Es war Liebe auf den ersten Blick: Bereits mit 16 Jahren verliebte sich Hannah Fricke während eines Zeltlagers in den acht Jahre älteren Manuel Albrecht. Doch nach der Freizeit verloren sich die beiden (die eigentlich anders heißen) aus den Augen, bis Albrecht seine Jugendliebe im Jahr 2012 über Facebook wiederfand. „Das war toll", kommentiert es Fricke, „wir hatten uns beide in all den Jahren nicht vergessen." Nach der erfolgreichen Zusammenführung per sozialem Netzwerk schrieben die beiden fortan jeden Tag - Facebook war das Erste, das morgens nach dem Aufstehen gecheckt wurde, und auch abends schickten die beiden sich über Stunden lange Nachrichten hin und her.

Einen Monat lang riss der digitale Kontakt nicht ab, auch wenn die beiden sich im echten Leben noch nicht wiedergesehen hatten - immerhin lagen 500 Kilometer zwischen ihren Wohnorten. Irgendwann ergriff jedoch Fricke die Initiative und stieg in Stuttgart in den Zug, um nach Hannover zu fahren, wo Albrecht wohnte. „Als ich in Hannover ankam, hat es dann komplett gefunkt", erzählt es die 36-Jährige heute. Sie blieb das Wochenende. Sonntags musste sie jedoch wieder zurück nach Baden-Württemberg. Immerhin warteten dort ihre Wohnung, ihr Job, ja, ihr eigentliches Leben auf sie. Doch nach diesem Besuch war der Beziehungsstatus von beiden klar: vergeben - wenn auch auf Distanz.

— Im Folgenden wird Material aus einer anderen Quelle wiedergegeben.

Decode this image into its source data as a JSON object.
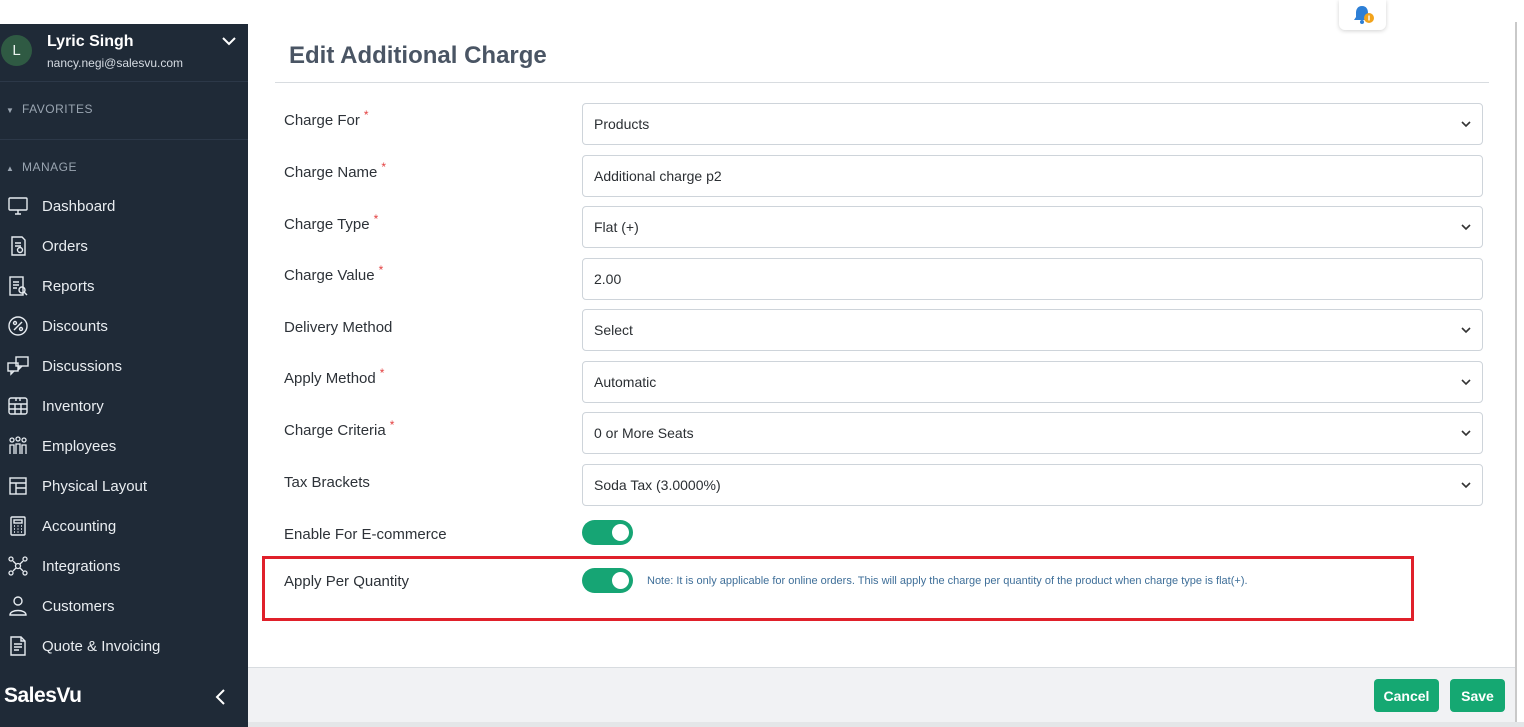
{
  "user": {
    "initial": "L",
    "name": "Lyric Singh",
    "email": "nancy.negi@salesvu.com"
  },
  "sidebar": {
    "favorites_label": "FAVORITES",
    "manage_label": "MANAGE",
    "items": [
      {
        "label": "Dashboard",
        "icon": "monitor-icon"
      },
      {
        "label": "Orders",
        "icon": "orders-icon"
      },
      {
        "label": "Reports",
        "icon": "reports-icon"
      },
      {
        "label": "Discounts",
        "icon": "percent-icon"
      },
      {
        "label": "Discussions",
        "icon": "chat-icon"
      },
      {
        "label": "Inventory",
        "icon": "inventory-icon"
      },
      {
        "label": "Employees",
        "icon": "employees-icon"
      },
      {
        "label": "Physical Layout",
        "icon": "layout-icon"
      },
      {
        "label": "Accounting",
        "icon": "calculator-icon"
      },
      {
        "label": "Integrations",
        "icon": "integrations-icon"
      },
      {
        "label": "Customers",
        "icon": "customer-icon"
      },
      {
        "label": "Quote & Invoicing",
        "icon": "invoice-icon"
      }
    ],
    "brand": "SalesVu"
  },
  "page": {
    "title": "Edit Additional Charge"
  },
  "form": {
    "charge_for": {
      "label": "Charge For",
      "value": "Products"
    },
    "charge_name": {
      "label": "Charge Name",
      "value": "Additional charge p2"
    },
    "charge_type": {
      "label": "Charge Type",
      "value": "Flat (+)"
    },
    "charge_value": {
      "label": "Charge Value",
      "value": "2.00"
    },
    "delivery_method": {
      "label": "Delivery Method",
      "value": "Select"
    },
    "apply_method": {
      "label": "Apply Method",
      "value": "Automatic"
    },
    "charge_criteria": {
      "label": "Charge Criteria",
      "value": "0 or More Seats"
    },
    "tax_brackets": {
      "label": "Tax Brackets",
      "value": "Soda Tax (3.0000%)"
    },
    "enable_ecommerce": {
      "label": "Enable For E-commerce"
    },
    "apply_per_quantity": {
      "label": "Apply Per Quantity",
      "note": "Note: It is only applicable for online orders. This will apply the charge per quantity of the product when charge type is flat(+)."
    },
    "required_mark": "*"
  },
  "footer": {
    "cancel_label": "Cancel",
    "save_label": "Save"
  },
  "colors": {
    "sidebar_bg": "#1f2a37",
    "accent_green": "#15a872",
    "highlight_red": "#e0202a",
    "note_blue": "#3f6f99"
  }
}
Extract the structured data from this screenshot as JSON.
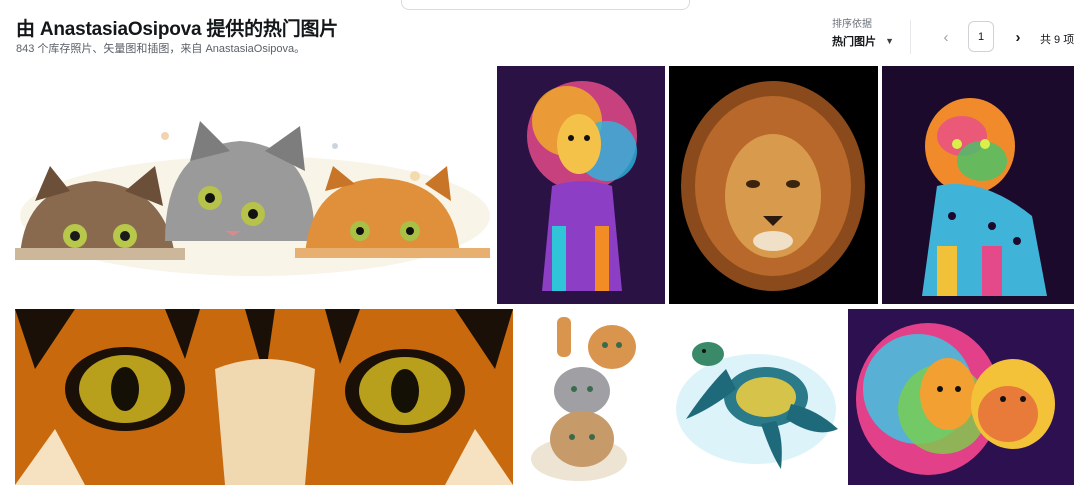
{
  "header": {
    "title": "由 AnastasiaOsipova 提供的热门图片",
    "subtitle": "843 个库存照片、矢量图和插图，来自 AnastasiaOsipova。"
  },
  "sort": {
    "label": "排序依据",
    "selected": "热门图片"
  },
  "pagination": {
    "current_page": "1",
    "total_text": "共 9 项"
  },
  "gallery": {
    "images": [
      {
        "subject": "three-kittens-peeking",
        "background": "#ffffff"
      },
      {
        "subject": "colorful-walking-lion",
        "background": "#2a1244"
      },
      {
        "subject": "lion-head-portrait",
        "background": "#000000"
      },
      {
        "subject": "neon-leopard",
        "background": "#1c0a2c"
      },
      {
        "subject": "tiger-eyes-closeup",
        "background": "#c8690e"
      },
      {
        "subject": "stacked-kittens",
        "background": "#ffffff"
      },
      {
        "subject": "sea-turtle-watercolor",
        "background": "#ffffff"
      },
      {
        "subject": "rainbow-lion-and-lioness",
        "background": "#2c1050"
      }
    ]
  }
}
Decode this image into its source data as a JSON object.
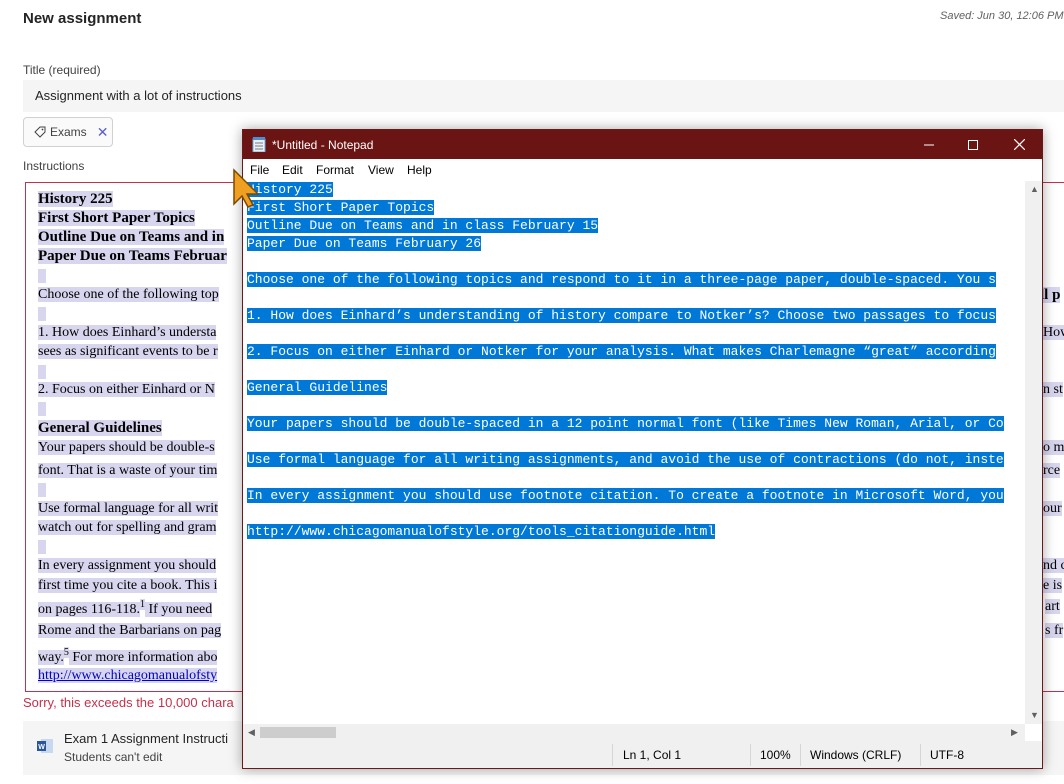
{
  "header": {
    "title": "New assignment",
    "saved": "Saved: Jun 30, 12:06 PM"
  },
  "form": {
    "title_label": "Title (required)",
    "title_value": "Assignment with a lot of instructions",
    "tag_label": "Exams",
    "instructions_label": "Instructions",
    "error": "Sorry, this exceeds the 10,000 chara"
  },
  "editor": {
    "lines": [
      "History 225",
      "First Short Paper Topics",
      "Outline Due on Teams and in",
      "Paper Due on Teams Februar",
      "Choose one of the following top",
      "1. How does Einhard’s understa",
      "sees as significant events to be r",
      "2. Focus on either Einhard or N",
      "General Guidelines",
      "Your papers should be double-s",
      "font.  That is a waste of your tim",
      "Use formal language for all writ",
      "watch out for spelling and gram",
      "In every assignment you should",
      "first time you cite a book. This i",
      "on pages 116-118.",
      "1",
      " If you need",
      "Rome and the Barbarians on pag",
      "way.",
      "5",
      " For more information abo",
      "http://www.chicagomanualofsty"
    ],
    "right_edge": [
      "ll p",
      "How",
      "n st",
      "o m",
      "orce",
      "your",
      "nd c",
      "e is",
      "art",
      "s fr"
    ]
  },
  "attachment": {
    "name": "Exam 1 Assignment Instructi",
    "sub": "Students can't edit"
  },
  "notepad": {
    "title": "*Untitled - Notepad",
    "menus": [
      "File",
      "Edit",
      "Format",
      "View",
      "Help"
    ],
    "lines": [
      "History 225 ",
      "First Short Paper Topics ",
      "Outline Due on Teams and in class February 15 ",
      "Paper Due on Teams February 26 ",
      "Choose one of the following topics and respond to it in a three-page paper, double-spaced.  You s",
      "1. How does Einhard’s understanding of history compare to Notker’s? Choose two passages to focus ",
      "2. Focus on either Einhard or Notker for your analysis. What makes Charlemagne “great” according ",
      "General Guidelines ",
      "Your papers should be double-spaced in a 12 point normal font (like Times New Roman, Arial, or Co",
      "Use formal language for all writing assignments, and avoid the use of contractions (do not, inste",
      "In every assignment you should use footnote citation. To create a footnote in Microsoft Word, you",
      "http://www.chicagomanualofstyle.org/tools_citationguide.html  "
    ],
    "status": {
      "position": "Ln 1, Col 1",
      "zoom": "100%",
      "line_endings": "Windows (CRLF)",
      "encoding": "UTF-8"
    }
  },
  "colors": {
    "notepad_titlebar": "#6b1414",
    "selection": "#0078d7",
    "editor_highlight": "#d8d6ee",
    "error": "#c4314b"
  }
}
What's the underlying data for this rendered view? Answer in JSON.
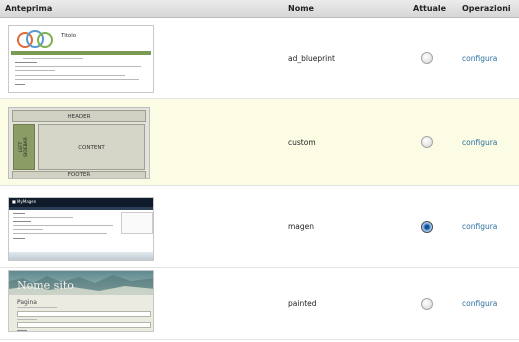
{
  "columns": {
    "preview": "Anteprima",
    "name": "Nome",
    "current": "Attuale",
    "operations": "Operazioni"
  },
  "themes": [
    {
      "name": "ad_blueprint",
      "current": false,
      "action": "configura",
      "thumb": {
        "site_title": "Titolo"
      }
    },
    {
      "name": "custom",
      "current": false,
      "action": "configura",
      "highlighted": true,
      "thumb": {
        "header": "HEADER",
        "sidebar": "LEFT\nSIDEBAR",
        "content": "CONTENT",
        "footer": "FOOTER"
      }
    },
    {
      "name": "magen",
      "current": true,
      "action": "configura",
      "thumb": {
        "brand": "■ MyMagen"
      }
    },
    {
      "name": "painted",
      "current": false,
      "action": "configura",
      "thumb": {
        "site_title": "Nome sito",
        "page_title": "Pagina"
      }
    }
  ],
  "colors": {
    "link": "#2a6f9f",
    "highlight_row": "#fcfce4"
  }
}
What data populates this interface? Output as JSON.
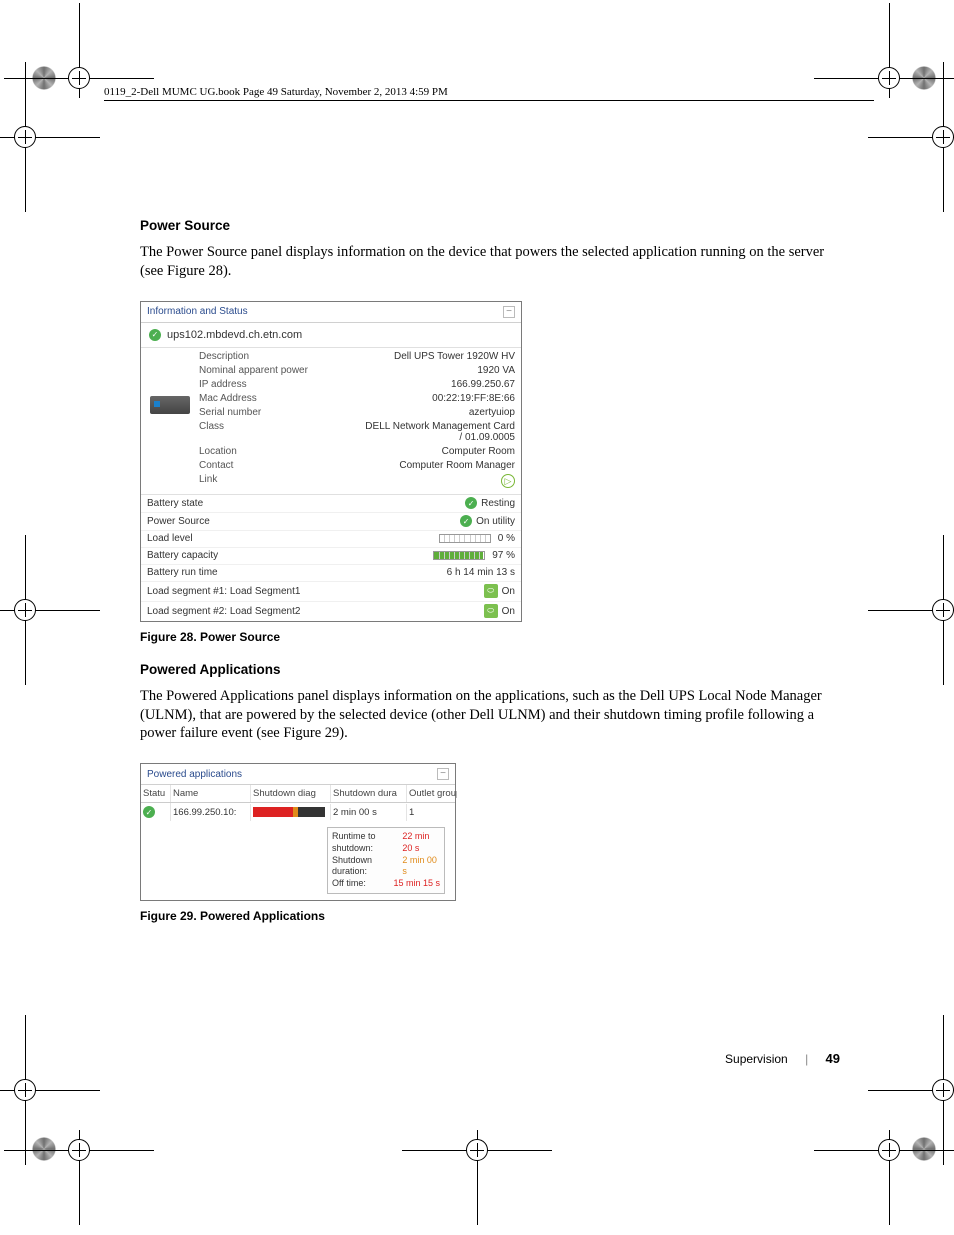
{
  "crop_header": "0119_2-Dell MUMC UG.book  Page 49  Saturday, November 2, 2013  4:59 PM",
  "sec1": {
    "heading": "Power Source",
    "body": "The Power Source panel displays information on the device that powers the selected application running on the server (see Figure 28).",
    "caption": "Figure 28.  Power Source"
  },
  "panel1": {
    "title": "Information and Status",
    "device_name": "ups102.mbdevd.ch.etn.com",
    "rows": [
      {
        "label": "Description",
        "value": "Dell UPS Tower 1920W HV"
      },
      {
        "label": "Nominal apparent power",
        "value": "1920 VA"
      },
      {
        "label": "IP address",
        "value": "166.99.250.67"
      },
      {
        "label": "Mac Address",
        "value": "00:22:19:FF:8E:66"
      },
      {
        "label": "Serial number",
        "value": "azertyuiop"
      },
      {
        "label": "Class",
        "value": "DELL Network Management Card / 01.09.0005"
      },
      {
        "label": "Location",
        "value": "Computer Room"
      },
      {
        "label": "Contact",
        "value": "Computer Room Manager"
      },
      {
        "label": "Link",
        "value": ""
      }
    ],
    "kv": [
      {
        "label": "Battery state",
        "value": "Resting",
        "icon": "ok"
      },
      {
        "label": "Power Source",
        "value": "On utility",
        "icon": "ok"
      },
      {
        "label": "Load level",
        "value": "0 %",
        "bar_pct": 0,
        "bar_color": "#fff"
      },
      {
        "label": "Battery capacity",
        "value": "97 %",
        "bar_pct": 97,
        "bar_color": "#5fae3a"
      },
      {
        "label": "Battery run time",
        "value": "6 h 14 min 13 s"
      },
      {
        "label": "Load segment #1: Load Segment1",
        "value": "On",
        "icon": "outlet"
      },
      {
        "label": "Load segment #2: Load Segment2",
        "value": "On",
        "icon": "outlet"
      }
    ]
  },
  "sec2": {
    "heading": "Powered Applications",
    "body": "The Powered Applications panel displays information on the applications, such as the Dell UPS Local Node Manager (ULNM), that are powered by the selected device (other Dell ULNM) and their shutdown timing profile following a power failure event (see Figure 29).",
    "caption": "Figure 29.  Powered Applications"
  },
  "panel2": {
    "title": "Powered applications",
    "headers": [
      "Statu",
      "Name",
      "Shutdown diag",
      "Shutdown dura",
      "Outlet group"
    ],
    "row": {
      "name": "166.99.250.10:",
      "duration": "2 min 00 s",
      "outlet": "1"
    },
    "tooltip": {
      "l1_label": "Runtime to shutdown:",
      "l1_val": "22 min 20 s",
      "l2_label": "Shutdown duration:",
      "l2_val": "2 min 00 s",
      "l3_label": "Off time:",
      "l3_val": "15 min 15 s"
    }
  },
  "footer": {
    "section": "Supervision",
    "page": "49"
  }
}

Keinen klassischen Alltag, sondern nur ein Feuerwerk der Gefühle

Damit sind Albrecht und Fricke nicht allein: Rund 1,7 Millionen aller Paare leben in Deutschland mehr als hundert Kilometer voneinander entfernt und führen damit eine Fernbeziehung; das ergab eine Studie der Online-Partneragentur Parship. „Jeder achte Deutsche führt eine Fernbeziehung, und die Tendenz steigt", heißt es bei dem Online-Portal „Farlove". Das bestätigt auch der Psychologe und Beziehungsexperte Markus Ernst, der in seiner Hamburger Praxis Paarsuchende und auch eine Online-Partneragentur berät. Mitverantwortlich für die steigende Zahl der Fernbeziehungen seien die sozialen Medien: „Früher lernten sich die Leute noch auf Partys kennen. Heute ist der Radius bei der Partnersuche durch das Internet einfach viel weiter."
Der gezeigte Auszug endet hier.